Henry Stubbs has responded to many emergency calls and has seen many changes in ambulance work over the years.
On Sunday, he will mark 41 years as a paramedic.
In the mid-1970s, while working at the Similkameen Mine in Princeton, he took an industrial first aid course and became interested in paramedic work.
In the years following, he worked in Penticton as a full-time paramedic for 31 years. He was later transferred to Summerland, where he has spent 10 years in a part-time role.
When he began his career as a paramedic, in the days before B.C. Ambulance, each district was run differently.
“When I started, there was no dispatch. There was no 9-1-1 service,” he said. “It was pretty basic.”
Those who needed an ambulance would dial a number, often to a private home. In some communities, a motorist with a station wagon would respond to pick up patients.
“Clearly, that couldn’t continue,” he said. “We couldn’t keep up with the increasing demand.”
Today, with a 9-1-1 service in place, the dispatch system is excellent.
Other changes are coming, in order to speed service and response times, and Stubbs expects more improvements in the response times.
Stubbs said quick responses are essential, especially when responding to accidents, strokes or cardiac issues, where time is critical.
However, he adds that paramedics are not needed for some of the calls they receive.
For instance, he said one call, at 2:30 a.m., came from a person who could not sleep because of back pain.
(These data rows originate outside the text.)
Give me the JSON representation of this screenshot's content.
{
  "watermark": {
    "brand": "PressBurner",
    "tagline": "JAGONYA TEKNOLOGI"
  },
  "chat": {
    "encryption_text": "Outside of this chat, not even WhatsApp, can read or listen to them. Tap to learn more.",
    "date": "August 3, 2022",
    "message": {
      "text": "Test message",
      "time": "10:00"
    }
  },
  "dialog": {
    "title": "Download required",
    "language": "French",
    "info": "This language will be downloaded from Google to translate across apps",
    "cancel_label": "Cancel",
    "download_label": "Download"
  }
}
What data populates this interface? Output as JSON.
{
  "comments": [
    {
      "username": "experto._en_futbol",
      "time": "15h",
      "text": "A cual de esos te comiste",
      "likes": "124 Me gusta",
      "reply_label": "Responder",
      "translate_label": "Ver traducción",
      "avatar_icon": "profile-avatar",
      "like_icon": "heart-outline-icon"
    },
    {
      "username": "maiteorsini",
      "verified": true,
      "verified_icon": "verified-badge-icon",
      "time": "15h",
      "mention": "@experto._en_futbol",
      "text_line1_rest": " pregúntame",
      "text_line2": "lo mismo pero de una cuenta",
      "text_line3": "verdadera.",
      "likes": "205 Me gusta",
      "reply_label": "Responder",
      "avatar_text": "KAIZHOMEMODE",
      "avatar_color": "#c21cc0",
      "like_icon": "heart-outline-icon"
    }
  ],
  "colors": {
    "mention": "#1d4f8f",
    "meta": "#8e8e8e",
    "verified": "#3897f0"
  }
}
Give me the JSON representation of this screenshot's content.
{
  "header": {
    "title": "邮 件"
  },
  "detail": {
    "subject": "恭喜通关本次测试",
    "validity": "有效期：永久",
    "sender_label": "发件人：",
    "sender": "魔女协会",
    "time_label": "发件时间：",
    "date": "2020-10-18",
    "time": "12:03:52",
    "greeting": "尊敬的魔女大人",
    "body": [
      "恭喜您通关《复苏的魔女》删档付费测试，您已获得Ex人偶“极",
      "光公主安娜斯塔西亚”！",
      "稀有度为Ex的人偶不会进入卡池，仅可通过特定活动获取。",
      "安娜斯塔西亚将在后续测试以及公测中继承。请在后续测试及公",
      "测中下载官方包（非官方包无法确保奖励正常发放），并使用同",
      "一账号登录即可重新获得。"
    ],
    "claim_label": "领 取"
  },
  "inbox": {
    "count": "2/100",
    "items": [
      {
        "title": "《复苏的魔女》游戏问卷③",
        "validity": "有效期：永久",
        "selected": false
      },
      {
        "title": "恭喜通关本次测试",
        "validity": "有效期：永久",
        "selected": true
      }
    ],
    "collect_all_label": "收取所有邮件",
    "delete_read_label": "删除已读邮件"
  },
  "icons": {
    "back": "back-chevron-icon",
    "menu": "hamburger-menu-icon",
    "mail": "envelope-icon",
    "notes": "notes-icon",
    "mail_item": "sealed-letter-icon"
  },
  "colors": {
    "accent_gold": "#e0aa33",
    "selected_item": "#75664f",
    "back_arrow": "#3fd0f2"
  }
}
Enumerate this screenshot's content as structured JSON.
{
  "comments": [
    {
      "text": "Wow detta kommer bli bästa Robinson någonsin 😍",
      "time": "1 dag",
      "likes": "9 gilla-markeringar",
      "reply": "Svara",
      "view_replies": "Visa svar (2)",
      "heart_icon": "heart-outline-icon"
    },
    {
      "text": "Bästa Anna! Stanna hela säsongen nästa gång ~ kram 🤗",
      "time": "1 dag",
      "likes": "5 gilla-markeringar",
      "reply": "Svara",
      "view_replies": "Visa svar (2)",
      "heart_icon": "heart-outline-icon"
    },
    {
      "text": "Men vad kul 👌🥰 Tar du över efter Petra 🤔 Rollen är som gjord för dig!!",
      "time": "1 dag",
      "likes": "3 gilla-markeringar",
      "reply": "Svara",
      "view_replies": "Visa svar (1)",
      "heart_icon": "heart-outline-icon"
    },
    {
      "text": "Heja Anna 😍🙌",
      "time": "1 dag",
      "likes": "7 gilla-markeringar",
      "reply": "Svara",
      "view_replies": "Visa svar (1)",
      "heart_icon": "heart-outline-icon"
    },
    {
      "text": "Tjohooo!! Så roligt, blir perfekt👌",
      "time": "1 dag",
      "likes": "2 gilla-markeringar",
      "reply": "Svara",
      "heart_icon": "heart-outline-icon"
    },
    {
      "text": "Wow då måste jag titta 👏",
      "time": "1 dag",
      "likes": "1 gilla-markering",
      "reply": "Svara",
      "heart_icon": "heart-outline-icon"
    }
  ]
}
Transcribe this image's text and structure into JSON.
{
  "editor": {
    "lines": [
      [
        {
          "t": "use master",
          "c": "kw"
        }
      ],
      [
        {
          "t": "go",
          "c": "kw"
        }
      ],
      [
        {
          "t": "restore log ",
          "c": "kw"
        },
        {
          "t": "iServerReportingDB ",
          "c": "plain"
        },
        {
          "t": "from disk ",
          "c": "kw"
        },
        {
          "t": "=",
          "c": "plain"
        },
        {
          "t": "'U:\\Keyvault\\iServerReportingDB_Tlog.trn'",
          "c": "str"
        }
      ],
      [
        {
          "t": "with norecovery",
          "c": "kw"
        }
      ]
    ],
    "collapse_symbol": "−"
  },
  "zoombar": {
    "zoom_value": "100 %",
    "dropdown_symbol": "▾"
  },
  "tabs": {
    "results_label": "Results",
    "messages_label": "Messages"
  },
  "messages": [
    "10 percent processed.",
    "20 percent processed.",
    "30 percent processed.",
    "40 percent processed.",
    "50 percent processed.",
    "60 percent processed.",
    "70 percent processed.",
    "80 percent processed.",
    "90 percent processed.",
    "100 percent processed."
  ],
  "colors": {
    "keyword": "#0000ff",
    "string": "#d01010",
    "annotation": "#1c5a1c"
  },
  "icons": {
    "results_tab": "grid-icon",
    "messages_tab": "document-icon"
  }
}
However, the back pain was not a sudden change; it had been ongoing.
“The public has demanded the absolute best of everything, but it’s not sustainable,” he said. “We can’t be everything to everyone.”
He added that television and movie portrayals of paramedic work provide a distorted picture of the job.
“With some of those shows, you’re looking at a career’s worth of highlights in 60 minutes,” he said.
While Stubbs, 65, still enjoys working as a paramedic, he also tells young people the career is not for everyone.
The career can be stressful and in Canada, paramedics have a suicide rate almost twice as high as other emergency responders.
“The key is to find some sort of balance in your life,” he said.